4. Matters to be reported and matters of reference; and
(b) Bill No. 2: The case of approving the limit of officer's remuneration and retirement allowance payment (Attachment 1): The case of approving the limit of officer's retirement allowance payment (Attachment 1): the number of executive officers (director) and the number of executive officers (2013) calculated by dividing the limit of officer's remuneration, the number of executive officers (registration/unregistered/outside)/(3)/(0)/(3)/(0)/(1)/(0)/(1)/(0) of the total remuneration limit and maximum amount of 50 million won (0 million won (2013), five hundred million won per share of the approval limit of the limit of officer's retirement allowance for the last one year (2014), the number of directors (director) and the number of executive officers (2014) calculated by dividing the limit of officer's remuneration and retirement allowance payment for the last year * three times the average number of years of service years * the average number of years of service years * the average number of years of service years ** 1515 years of service years *
C. On March 28, 2014, according to the above resolution of the board of directors, the Defendant’s general meeting of shareholders (hereinafter “instant general meeting of shareholders”) was held. A resolution was made with the same content as the above resolution of the board of directors regarding the amount of remuneration and retirement allowances of directors.

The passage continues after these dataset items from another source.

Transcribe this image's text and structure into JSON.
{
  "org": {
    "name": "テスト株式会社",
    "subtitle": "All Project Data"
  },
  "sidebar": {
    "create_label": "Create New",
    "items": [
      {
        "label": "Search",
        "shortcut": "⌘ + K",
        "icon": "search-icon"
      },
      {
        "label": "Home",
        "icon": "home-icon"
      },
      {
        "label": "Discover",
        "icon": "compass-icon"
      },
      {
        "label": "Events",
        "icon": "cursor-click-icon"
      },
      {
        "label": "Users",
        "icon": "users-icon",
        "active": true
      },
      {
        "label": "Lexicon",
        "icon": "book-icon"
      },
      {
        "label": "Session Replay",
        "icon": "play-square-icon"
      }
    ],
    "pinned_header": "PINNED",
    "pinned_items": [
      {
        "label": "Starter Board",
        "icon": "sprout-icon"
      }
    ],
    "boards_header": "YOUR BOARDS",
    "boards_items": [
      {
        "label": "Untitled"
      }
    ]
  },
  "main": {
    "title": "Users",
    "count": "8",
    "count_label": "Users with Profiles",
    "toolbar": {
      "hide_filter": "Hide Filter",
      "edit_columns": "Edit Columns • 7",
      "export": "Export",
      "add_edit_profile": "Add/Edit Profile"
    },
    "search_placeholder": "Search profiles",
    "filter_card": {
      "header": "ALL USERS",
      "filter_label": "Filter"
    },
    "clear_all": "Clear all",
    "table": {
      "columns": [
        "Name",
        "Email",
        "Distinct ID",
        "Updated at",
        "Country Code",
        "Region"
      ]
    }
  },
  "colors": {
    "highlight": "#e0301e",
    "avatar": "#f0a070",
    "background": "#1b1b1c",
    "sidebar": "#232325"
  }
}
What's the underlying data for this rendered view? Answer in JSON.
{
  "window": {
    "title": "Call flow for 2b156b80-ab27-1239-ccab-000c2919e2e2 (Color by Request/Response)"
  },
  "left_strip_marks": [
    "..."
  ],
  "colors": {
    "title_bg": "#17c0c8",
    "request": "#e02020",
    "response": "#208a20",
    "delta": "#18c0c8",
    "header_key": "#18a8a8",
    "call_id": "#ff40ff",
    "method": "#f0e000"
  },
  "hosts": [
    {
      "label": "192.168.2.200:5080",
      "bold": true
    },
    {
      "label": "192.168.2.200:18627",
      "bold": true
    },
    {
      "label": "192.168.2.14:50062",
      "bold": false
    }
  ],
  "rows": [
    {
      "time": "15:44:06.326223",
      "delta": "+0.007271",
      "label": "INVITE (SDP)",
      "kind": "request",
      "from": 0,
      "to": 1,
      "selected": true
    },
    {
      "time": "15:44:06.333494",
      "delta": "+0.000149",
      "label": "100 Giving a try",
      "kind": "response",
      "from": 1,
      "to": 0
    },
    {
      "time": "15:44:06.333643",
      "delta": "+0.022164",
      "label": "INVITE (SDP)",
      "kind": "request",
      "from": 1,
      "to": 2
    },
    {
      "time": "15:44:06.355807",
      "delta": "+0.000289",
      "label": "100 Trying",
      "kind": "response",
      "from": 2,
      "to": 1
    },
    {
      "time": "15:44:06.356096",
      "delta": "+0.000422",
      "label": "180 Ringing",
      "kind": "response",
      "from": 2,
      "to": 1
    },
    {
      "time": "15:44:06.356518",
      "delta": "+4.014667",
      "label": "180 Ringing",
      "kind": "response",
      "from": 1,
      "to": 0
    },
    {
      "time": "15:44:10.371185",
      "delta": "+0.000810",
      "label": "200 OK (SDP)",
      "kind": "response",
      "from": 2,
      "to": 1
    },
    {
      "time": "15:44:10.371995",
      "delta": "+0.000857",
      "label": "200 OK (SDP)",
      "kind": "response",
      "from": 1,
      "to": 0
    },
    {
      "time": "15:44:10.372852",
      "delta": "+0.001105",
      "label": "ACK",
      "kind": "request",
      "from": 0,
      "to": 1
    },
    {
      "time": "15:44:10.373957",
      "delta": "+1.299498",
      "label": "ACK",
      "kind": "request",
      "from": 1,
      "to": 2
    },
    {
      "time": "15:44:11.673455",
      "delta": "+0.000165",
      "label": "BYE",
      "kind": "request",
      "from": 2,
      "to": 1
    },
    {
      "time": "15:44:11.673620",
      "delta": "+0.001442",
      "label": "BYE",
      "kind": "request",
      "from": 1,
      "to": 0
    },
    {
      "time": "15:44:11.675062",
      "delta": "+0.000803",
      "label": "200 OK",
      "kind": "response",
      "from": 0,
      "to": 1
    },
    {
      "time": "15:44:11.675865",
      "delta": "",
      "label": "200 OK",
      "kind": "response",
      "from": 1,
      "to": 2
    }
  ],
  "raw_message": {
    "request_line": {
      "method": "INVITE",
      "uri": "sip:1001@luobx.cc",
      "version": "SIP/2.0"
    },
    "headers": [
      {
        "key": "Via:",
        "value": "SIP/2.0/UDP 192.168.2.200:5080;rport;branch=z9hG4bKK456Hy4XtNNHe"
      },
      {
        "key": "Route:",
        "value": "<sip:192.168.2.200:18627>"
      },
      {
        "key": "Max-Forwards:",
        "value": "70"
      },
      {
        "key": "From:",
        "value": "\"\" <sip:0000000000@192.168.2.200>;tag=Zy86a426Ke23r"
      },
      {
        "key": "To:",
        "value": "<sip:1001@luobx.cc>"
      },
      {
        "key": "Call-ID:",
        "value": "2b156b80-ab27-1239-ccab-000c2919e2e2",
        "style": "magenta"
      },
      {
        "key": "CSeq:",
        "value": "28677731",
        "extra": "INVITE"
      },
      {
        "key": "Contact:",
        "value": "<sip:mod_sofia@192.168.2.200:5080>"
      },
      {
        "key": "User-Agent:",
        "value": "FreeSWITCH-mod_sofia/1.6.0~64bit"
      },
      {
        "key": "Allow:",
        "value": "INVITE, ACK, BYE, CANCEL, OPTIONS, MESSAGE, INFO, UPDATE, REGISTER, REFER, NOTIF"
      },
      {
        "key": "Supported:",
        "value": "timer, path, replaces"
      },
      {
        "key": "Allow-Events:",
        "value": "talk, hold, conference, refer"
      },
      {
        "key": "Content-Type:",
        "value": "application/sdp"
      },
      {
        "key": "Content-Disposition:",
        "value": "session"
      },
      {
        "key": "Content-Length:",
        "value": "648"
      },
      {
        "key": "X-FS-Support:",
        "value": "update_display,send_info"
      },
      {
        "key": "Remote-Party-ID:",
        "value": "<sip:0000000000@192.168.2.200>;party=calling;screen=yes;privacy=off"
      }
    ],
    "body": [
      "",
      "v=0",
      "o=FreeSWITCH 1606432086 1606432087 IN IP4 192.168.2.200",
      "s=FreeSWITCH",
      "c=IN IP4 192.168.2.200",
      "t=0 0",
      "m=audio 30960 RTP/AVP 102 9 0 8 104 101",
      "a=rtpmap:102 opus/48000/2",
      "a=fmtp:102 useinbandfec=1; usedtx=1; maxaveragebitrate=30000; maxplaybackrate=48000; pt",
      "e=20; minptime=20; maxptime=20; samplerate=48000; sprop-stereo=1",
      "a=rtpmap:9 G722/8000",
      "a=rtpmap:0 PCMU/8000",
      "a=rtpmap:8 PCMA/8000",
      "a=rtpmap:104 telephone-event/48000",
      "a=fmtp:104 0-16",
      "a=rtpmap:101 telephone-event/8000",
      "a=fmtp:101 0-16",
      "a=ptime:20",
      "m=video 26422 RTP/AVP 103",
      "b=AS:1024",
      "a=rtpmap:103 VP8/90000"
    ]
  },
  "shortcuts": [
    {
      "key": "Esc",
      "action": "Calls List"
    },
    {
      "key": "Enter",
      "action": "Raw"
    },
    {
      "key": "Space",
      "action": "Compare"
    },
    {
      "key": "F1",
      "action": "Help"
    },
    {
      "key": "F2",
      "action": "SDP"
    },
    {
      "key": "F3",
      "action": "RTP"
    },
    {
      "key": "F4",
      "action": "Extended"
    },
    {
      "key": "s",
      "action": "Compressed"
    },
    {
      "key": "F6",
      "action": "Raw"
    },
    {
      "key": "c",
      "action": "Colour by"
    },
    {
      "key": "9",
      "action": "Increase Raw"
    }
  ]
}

On April 2, 2014, the Plaintiff, the Defendant, and C agreed that C will acquire the management rights of the Defendant through the method of acquiring new shares by a third party allocation (hereinafter “instant management rights acceptance agreement”). The main contents are as follows.
The plaintiff, defendant, D, and C agree on the following on the basis of the principle of good faith and responsibility for the acquisition of management rights by the defendant.
Article 1 (Capital Adjustment and Investment Amount)
1. D The defendant's capital as of the date of conclusion of this Agreement shall be one billion won through an agreement with the existing shareholders.